Raoul Hausmann le dadasophe [1], hurleur de poèmes phonétiques, photo-monteur, plasticien, photographe, activiste, a réalisé de ses mains « L’esprit de notre temps, tête mécanique » (1919), car « à quoi bon avoir de l’esprit dans un monde qui continue de toute façon à marcher comme une mécanique ? » , et pourrait être considéré comme un précurseur du cyberpunk, qui n’est pas qu’une arnaque [2], dans son décapant alliage entre l’humain et la machine.
Qu’est-ce que c’est, les machines désirantes d’Otto Gross, qu’est-ce qu’il l’a fait entrer dans ses machines, et sortir, comment ça marche, quels sont ses sexes non humains, ou grands Autres ?
La machine désirante d’OG est une vraie machine de guerre, assez bizarre en vérité, une sorte de machine à la Tinguely, qui apparaît à première vue plutôt compliquée, voire dysfonctionnelle, et sur laquelle sont embranchés des flux provenant de la bohème de Schwabing et de Monte Verita, de Munich et Ascona ; des flux artistiques expressionnistes et dadaïstes , anarchistes , sexuels , cosmiques , anti-familialistes , féministes , polygames , des flux de substances narcotiques, ceux-là même qui conduiront à son internement ; processus schizo stoppé net et dégradé en schizophrénie d’asile sous l’injonction d’un père criminologue et du psychanalyste dévoué à Wotan, CG Jung.

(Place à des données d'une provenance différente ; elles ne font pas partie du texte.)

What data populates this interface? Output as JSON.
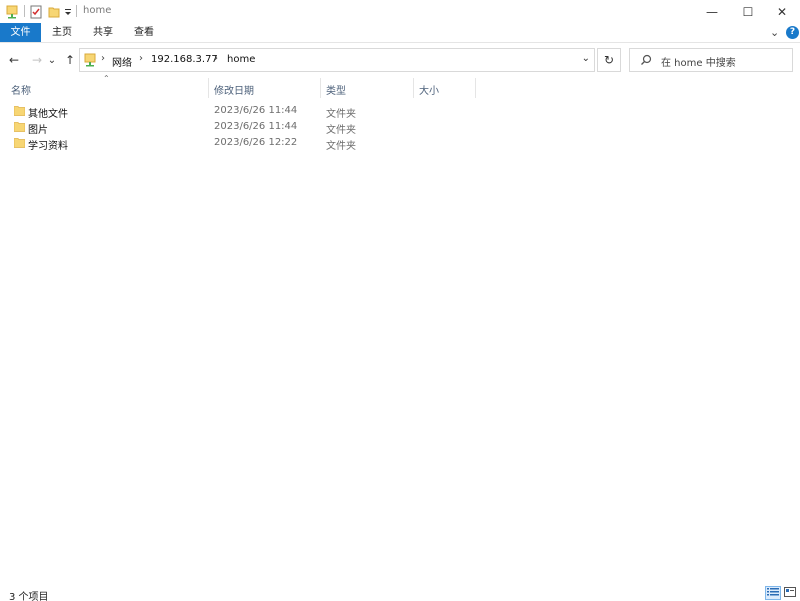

Jung, en effet, a rédigé, au jour le jour, le journal du traitement suivi par OG dans la clinique du Burghölzi. Parallèlement à la cure de désintoxication, Jung a entrepris de l’analyser. Le père Hans Gross a écrit personnellement à Jung pour lui demander de s’occuper de son fils. Or bien qu’OG soit son collègue et qu’il connaisse, par sa correspondance avec Freud, le fort potentiel qui a été détecté en lui, Jung se range sans restriction du côté du criminologue et considère son patient comme un dépravé aux mœurs condamnables. Il change deux fois de diagnostic à son sujet, toujours dans le sens de l’aggravation : d’abord « névrosé obsessionnel », puis atteint de « démence précoce », appellation désuète synonyme de schizophrénie, et enfin, après l’échec du psychanalyste suisse, outrepassant toute mesure, ainsi que la neutralité contrainte du lexique technico- médical : « fou accompli ! ». Car l’analyse va tourner court. Le 17 juin 1908, Jung note dans son journal de traitement : « Cet après-midi à 4 h. environ, il s’est enfuit par-dessus le mur du jardin. N’a pas d’argent sur lui ».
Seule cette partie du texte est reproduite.